Kansas City is home to one delicacy seldom seen elsewhere. Called "burnt edges" (aka, "brownies"), they are the crisp, charred ends of smoked briskets. (Beware of "burnt edges" that are cut from the center of the brisket-they don’t have the fat content that makes the real edges so damnably delectable). The world’s best burnt edges come from Arthur Bryant’s, the bare-bones grease house immortalized by Calvin Trillin
In Texas, beef reigns supreme. (Where else would you find a monumental bronze sculpture of a herd of steer?) The preferred cut of meat for barbecue is brisket and the preparation is almost Zen in its simplicity, consisting chiefly of time and wood smoke. The wood can be oak, hickory, or even mesquite. As for the time, well, a properly prepared brisket can spend up to 18 hours in the pit, resulting in a pinkish-red tinge around the edge of the meat. This is the smoke ring, a naturally occurring band of color found in meats that are lengthily smoked. Most Texan pit masters don’t even bother to use rubs or mop sauce.

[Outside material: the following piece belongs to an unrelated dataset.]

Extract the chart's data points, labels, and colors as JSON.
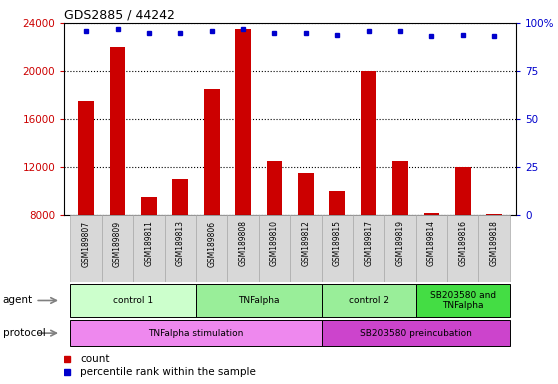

The beef generally comes sliced (not chopped), and it’s more at home on a slice of cheap, soft, white bread than a bun. Texan barbecue sauces tend to be based on tomatoes and chili powder and are rather thin, tart, and vinegary. "We don’t go in for a lot of sugar," says Mike DeMaster, pit master of the original Sonny Bryan’s in Dallas, who gives his sauce its deep, rich flavor by smoking it in the pit.
Just how barbecue came to Texas is a matter of debate. The lengthy smoke-cooking in a pit recalls the barbecue of the Carolinas and Kansas City. The use of beef and mesquite suggest parentage with the carnes asados of northern Mexico. Perhaps both influences are at play.
Today, there are more than 3,800 barbecue joints in Texas (according to the Texas Restaurant Association), and most of them serve ribs, pork shoulder, sausage (jalapeño sausage is a popular item these days), turkey, and other meats.
But to taste Texas barbecue at its best, you’ve got to order brisket.